It must be so hard working in a job where you often get called rude names, are constantly being asked questions by people who don't know as much as you, while trying to ensure that you are understood.
Too many people want your attention and you cop the flack when you get it wrong. You put up with all this and, no matter how hard you try to please people, you will never be popular.
Then there is talk of cutting the numbers to save money, increasing the workload and introducing performance-related pay. Figures on the ratio per 100,000 have been discussed. Apparently reducing the ratio will not affect performance but will save up to $15 million a year that could be used for other priorities. If there are fewer of you and more of them - with a large proportion of people clearly not interested in participating or listening to what you have to say, then your job might disappear - what do you do?
Nothing - because this ratio is about politicians not teachers.

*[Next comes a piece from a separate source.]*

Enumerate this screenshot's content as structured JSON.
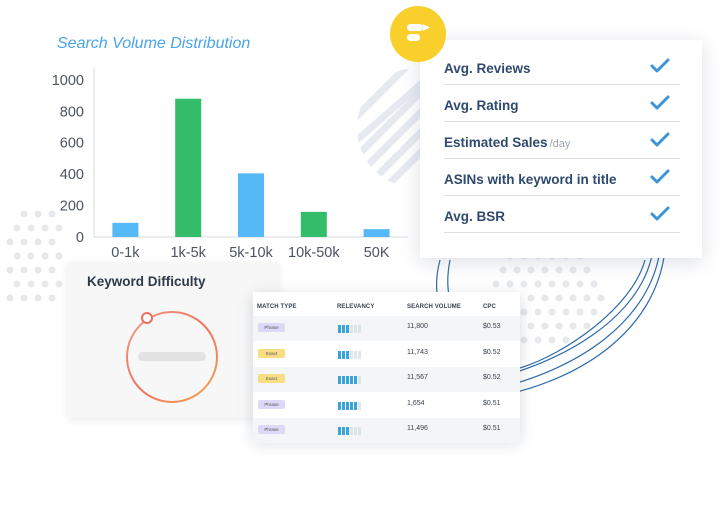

A referendum held in 1999 had 81.5 per cent voting for a reduction in the number of MPs, from 120 to 99. The voter turnout was 82.8 per cent. Reducing the number of politicians per voter ratio was found to have no effect on outcomes but could bring huge cost savings. The evidence is there in countries with much bigger populations. Canada has one MP per 100,000 people, Australia has 0.7. (Perhaps the other 0.3 was away on a junket or dining with a lobbyist).
In contrast, we have the National Government, acting on advice from Treasury (economists not educators) deciding to reduce the teacher/pupil ratio on the basis of shonky evidence and against most parents' wishes. Their reasoning is that this will not affect outcomes for children.